Lorsqu’elles entrent en ravissement, certaines visionnaires pleurent tellement qu’il faut mettre des seaux dans leur cellule. D’autres saignent tous les vendredis. D’autres passent leurs nuits à se battre contre le diable. Comment expliquer ces phénomènes ?
En 1836, Johann-Joseph von Görres –professeur d’histoire à l’Université de Munich– rédige «La Mystique divine, naturelle et diabolique» qui devient «l’ouvrage de prédilection des cercles décadents épris de diabolisme»
vers la fin du XIXe siècle. Ce livre –dont s’inspirent Huysmans,
Gourmont ou Péladan– est une compilation ahurissante de faits
inexplicables : 660 pages remplies de prodiges et de mystère. Des
somnambules marchent sur les eaux. De beaux adolescents crachent des
cheveux de femme ensanglantés. Une mère qui agonise se dédouble pour
aller dire adieu à ses petits enfants en train de dormir. Des saintes
douées de télékinésie flottent en lévitation à 25 centimètres du sol,
brillent comme des projecteurs et se font visiter chaque nuit par de
hideux inconnus qui les torturent jusqu’au sang. D’impures jeunes filles
ont commercé avec le diable et font pleuvoir des grenouilles… Pour Görres, tous ces phénomènes, –qu’il
s’agisse de miracles, de poltergeist ou de sorcellerie–, appartiennent
au même champ de réalité : le monde invisible existe, dit-il. Nous
sommes entourés de forces et déchirés par une double attraction, vers
les ténèbres et la lumière.
«Pour
édifier ses contemporains devenus incroyants, il lui faut prouver la
réalité du surnaturel et son pouvoir dans la vie des hommes. C’est cette
preuve qu’il entend donner, de façon tangible, en évoquant des faits
qui lui semblent attestés.» Dans un article passionnant sur «L’Itinéraire spirituel de Joseph von Görres»,
Deghaye relate brièvement le parcours du professeur d’histoire : dans
sa jeunesse, Görres adhère aux idées de la Révolution française, mais un
voyage à Paris, en 1799, lui fait changer d’avis. Lui qui, jusqu’ici,
considérait la religion comme l’alliée du despotisme se convertit au
catholicisme. Il reste cependant un homme des lumières : ses études de
médecine le poussent à voir le monde comme un organisme vivant traversé
par des mouvements contraires qui se succèdent en alternance. Systole,
diastole. Görres expose ses idées dans un ouvrage au titre étonnant : «Exposition d’un système sexuel d’ontologie».

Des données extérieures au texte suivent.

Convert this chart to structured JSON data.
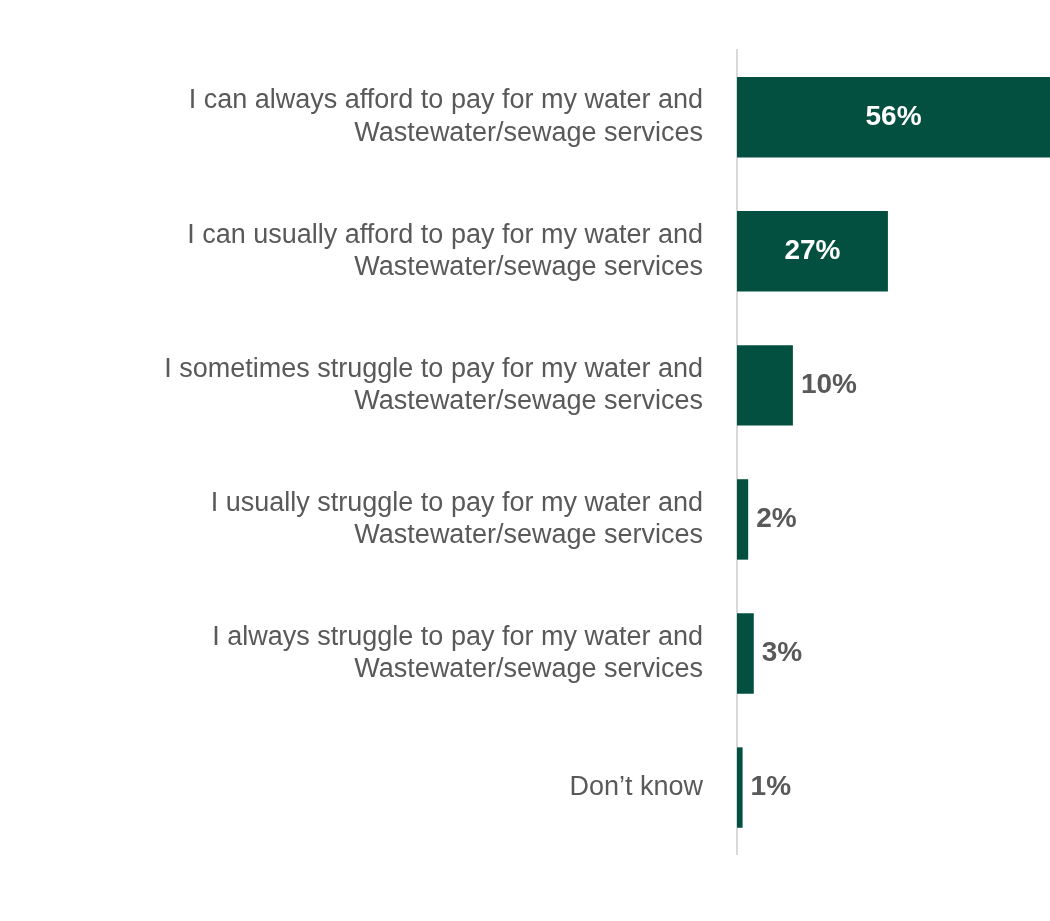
{
  "chart_data": {
    "type": "bar",
    "orientation": "horizontal",
    "categories": [
      "I can always afford to pay for my water and Wastewater/sewage services",
      "I can usually afford to pay for my water and Wastewater/sewage services",
      "I sometimes struggle to pay for my water and Wastewater/sewage services",
      "I usually struggle to pay for my water and Wastewater/sewage services",
      "I always struggle to pay for my water and Wastewater/sewage services",
      "Don’t know"
    ],
    "values": [
      56,
      27,
      10,
      2,
      3,
      1
    ],
    "value_labels": [
      "56%",
      "27%",
      "10%",
      "2%",
      "3%",
      "1%"
    ],
    "color": "#034f40",
    "xlim": [
      0,
      56
    ],
    "grid": false,
    "legend": false,
    "tick_labels": "y"
  }
}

Il explique dans ce traité que l’Univers («le Grand Tout») se divise en
deux : l’esprit (mâle, actif, raisonnable, constant) et la nature
(femelle, passive, mécanique, inconstante)… En chacun d’entre nous,
explique Görres, l’homme et la femme, l’esprit et la nature, s’opposent
et s’unissent. Görres fait de l’amour le moteur de la création. «Le
Cercle de l’éternel, qui s’est ouvert par la division des deux natures
primordiales, se referme par leur réunion dans la nature organique, et
c’est ainsi que ce serpent circulaire embrasse l’Univers et le
contient».
A cette époque, les médecins s’intéressent de près aux
phénomènes surnaturels : les cures de Mesmer, l’idée du magnétisme
animal ont ouvert des perspectives de réflexion nouvelles. L’électricité
fait rêver. Les lois de l’attraction universelles de Newton semblent
elles-mêmes relever de la magie. Les savants de l’époque romantique se
passionnent pour le rêve, les médiums et les extatiques. Görres va
lui-même observer des religieuses connues pour entrer en transe (1). Il
va chez la visionnaire Marie de Moerl, dans son village du Tyrol, connue
pour recevoir les stigmates : les mains et les pieds de Marie se
mettent à saigner spontanément. Görres voit les plaies et constate.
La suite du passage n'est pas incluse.